President George W. Bush’s Earth Day pledge to protect or restore 3 million acres of U.S. wetlands is seemingly no more than a token environmental acknowledgment meant to appease swing voters who might care about the state of the nation’s natural resources. Bush’s abysmal environmental record warrants skepticism of his newest plan.
The wetlands – covering more than 250 million acres of the United States – are an important ecosystem, and if Bush wants to make promises regarding their conservation, he must be held accountable. Bush’s visits last week to the Wells National Estuarine Research Reserve in Maine and Rookery Bay National Estuarine Research Reserve in Florida made for great eco-friendly photo opportunities and sound bites, but the president has already made his priorities clear: Big business and the energy lobby will always win in his administration.
Bush practically announced his indifference about conservation during his Maine visit: “Good conservation and good stewardship will happen when people say, ‘I’m just not going to rely upon the government to be the solution to the problem.’ ” While there are many issues in which the government should not poke its bureaucratic nose, conservation of fragile ecosystems is not one of them.

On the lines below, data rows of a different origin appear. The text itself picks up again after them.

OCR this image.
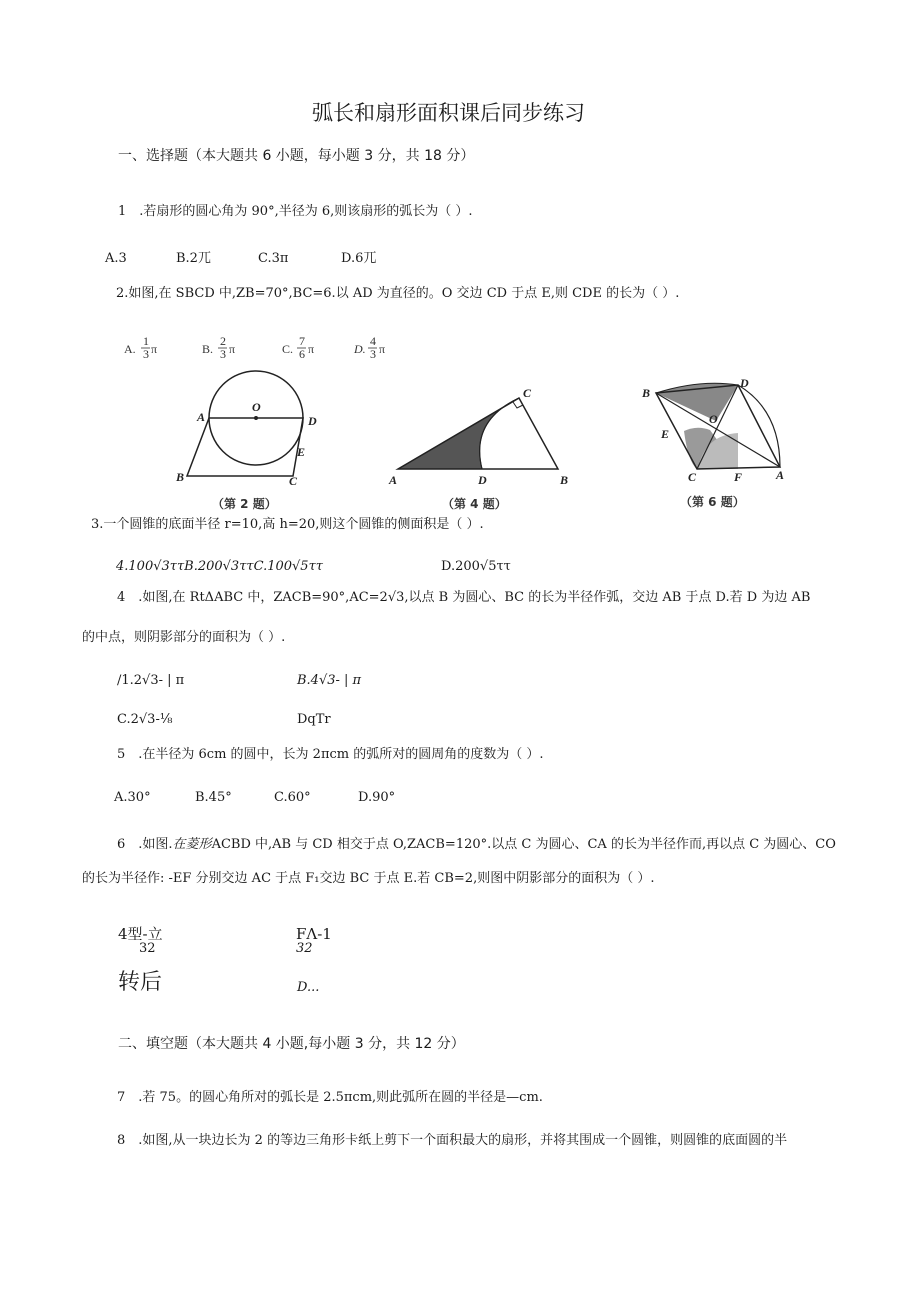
弧长和扇形面积课后同步练习
一、选择题（本大题共 6 小题，每小题 3 分，共 18 分）
1　.若扇形的圆心角为 90°,半径为 6,则该扇形的弧长为（ ）.
A.3	B.2兀	C.3π	D.6兀
2.如图,在 SBCD 中,ZB=70°,BC=6.以 AD 为直径的。O 交边 CD 于点 E,则 CDE 的长为（ ）.
A.
1
3 π	B.
2
3 π	C.
7
6 π	D.
4
3 π
A
O
D
E
B	C
（第 2 题）
A	D	B
C
（第 4 题）
B
D
O
E
C	F	A
（第 6 题）
3.一个圆锥的底面半径 r=10,高 h=20,则这个圆锥的侧面积是（ ）.
4.100√3ττB.200√3ττC.100√5ττ	D.200√5ττ
4　.如图,在 RtΔABC 中，ZACB=90°,AC=2√3,以点 B 为圆心、BC 的长为半径作弧，交边 AB 于点 D.若 D 为边 AB
的中点，则阴影部分的面积为（ ）.
/1.2√3- | π	B.4√3- | π
C.2√3-⅛	DqTr
5　.在半径为 6cm 的圆中，长为 2πcm 的弧所对的圆周角的度数为（ ）.
A.30°	B.45°	C.60°	D.90°
6　.如图.在菱形ACBD 中,AB 与 CD 相交于点 O,ZACB=120°.以点 C 为圆心、CA 的长为半径作而,再以点 C 为圆心、CO
的长为半径作: -EF 分别交边 AC 于点 F₁交边 BC 于点 E.若 CB=2,则图中阴影部分的面积为（ ）.
4型-立
32
FΛ-1
32
转后	D...
二、填空题（本大题共 4 小题,每小题 3 分，共 12 分）
7　.若 75。的圆心角所对的弧长是 2.5πcm,则此弧所在圆的半径是—cm.
8　.如图,从一块边长为 2 的等边三角形卡纸上剪下一个面积最大的扇形，并将其围成一个圆锥，则圆锥的底面圆的半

The federal government has a responsibility to look after such important habitats, and Bush is trying to avoid that responsibility. Self-policing won’t work with farmers and businesses trying to stay afloat – they must adhere to regulations. And if not the government to impose such rules, then what entity?

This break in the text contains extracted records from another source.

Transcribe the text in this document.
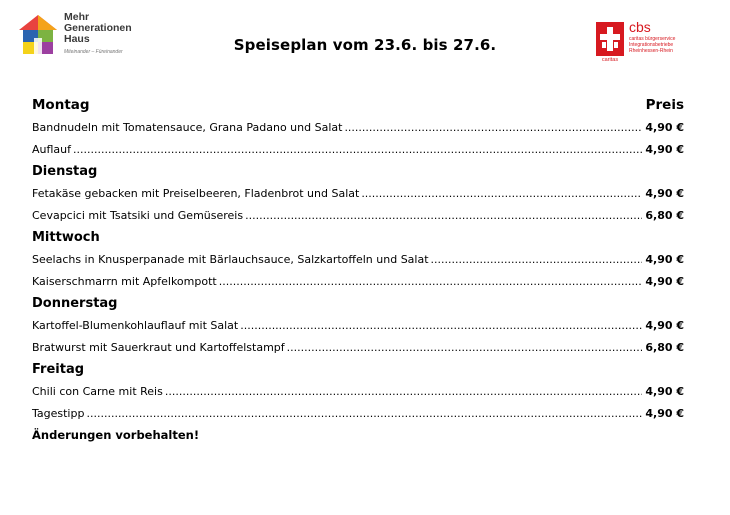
Mehr
Generationen
Haus
Miteinander – Füreinander	Speiseplan vom 23.6. bis 27.6.
cbs
caritas bürgerservice
Integrationsbetriebe
Rheinhessen-Rhein
caritas
Montag	Preis
Bandnudeln mit Tomatensauce, Grana Padano und Salat .....	4,90 €
Auflauf .....	4,90 €
Dienstag
Fetakäse gebacken mit Preiselbeeren, Fladenbrot und Salat .....	4,90 €
Cevapcici mit Tsatsiki und Gemüsereis .....	6,80 €
Mittwoch
Seelachs in Knusperpanade mit Bärlauchsauce, Salzkartoffeln und Salat .....	4,90 €
Kaiserschmarrn mit Apfelkompott .....	4,90 €
Donnerstag
Kartoffel-Blumenkohlauflauf mit Salat .....	4,90 €
Bratwurst mit Sauerkraut und Kartoffelstampf .....	6,80 €
Freitag
Chili con Carne mit Reis .....	4,90 €
Tagestipp .....	4,90 €
Änderungen vorbehalten!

Bush’s other anti-pollution claims – “reduced harmful emissions, reclaimed brownfields, cut phosphorus releases into our rivers and streams” – are hardly anything to write home about. The administration’s mercury emissions initiatives are a joke, its clean air and water policies insufficient and blatant pandering to oil companies disturbing. Backing out of the 1997 Kyoto Protocol, which would have significantly reduced U.S. carbon dioxide emissions, was reprehensible. If the Bush administration succeeds in protecting any existing wetlands – let alone reclaiming lost ones – it will be nothing short of miraculous.